FAILED: Build did NOT complete successfully
h-vetinari commented 5 months ago

Key part here being:

libtensorflow_framework.so.2: undefined symbol: _ZN7riegeli15RecordsMetadata5ClearEv
                                                    ^^^^^^^
                                                    look here

This is vendored by tensorflow here, coming from https://github.com/google/riegeli originally. I see that tensorflow applies a patch to riegeli (and by building through bazel, we should be doing the same), but it doesn't look particularly related.

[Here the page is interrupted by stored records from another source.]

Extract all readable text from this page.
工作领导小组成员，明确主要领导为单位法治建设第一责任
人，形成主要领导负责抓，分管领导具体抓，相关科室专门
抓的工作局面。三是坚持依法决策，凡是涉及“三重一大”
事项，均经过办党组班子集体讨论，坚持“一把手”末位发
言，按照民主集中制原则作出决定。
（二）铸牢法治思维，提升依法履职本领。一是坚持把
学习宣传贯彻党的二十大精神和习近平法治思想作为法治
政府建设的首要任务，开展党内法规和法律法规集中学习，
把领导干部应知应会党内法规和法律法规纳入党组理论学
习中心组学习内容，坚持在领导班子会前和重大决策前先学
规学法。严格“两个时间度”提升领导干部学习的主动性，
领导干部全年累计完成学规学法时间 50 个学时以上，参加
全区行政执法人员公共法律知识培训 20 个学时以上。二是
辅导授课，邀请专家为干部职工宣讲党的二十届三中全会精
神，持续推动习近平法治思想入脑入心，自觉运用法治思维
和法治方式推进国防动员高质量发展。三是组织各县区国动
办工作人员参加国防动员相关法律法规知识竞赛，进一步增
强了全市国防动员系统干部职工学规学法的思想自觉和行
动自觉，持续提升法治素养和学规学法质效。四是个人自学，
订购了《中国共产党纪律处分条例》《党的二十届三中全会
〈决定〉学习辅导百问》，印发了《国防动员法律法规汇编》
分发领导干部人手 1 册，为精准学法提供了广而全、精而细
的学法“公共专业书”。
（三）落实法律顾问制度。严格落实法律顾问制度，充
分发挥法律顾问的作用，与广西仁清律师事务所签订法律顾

hmaarrfk commented 5 months ago

Thanks!! I need to presently (for the next few hours) focus on other things. Glad others (like yourself!!!) are able to help while before I completely delete the logs. Even having hidden tmux panes makes me stressed…..

h-vetinari commented 5 months ago

Do you want me to hold off with merging libprotobuf v25.2 until we've fixed tensorflow (in case we need more patches to v25.1)?

Otherwise I'm planning to go ahead and trigger a bigger migration (abseil/grpc/protobuf).

hmaarrfk commented 5 months ago

Go for it.

h-vetinari commented 4 months ago

There's now a PR for a newer protobuf version: #372; if we're lucky the error has been resolved?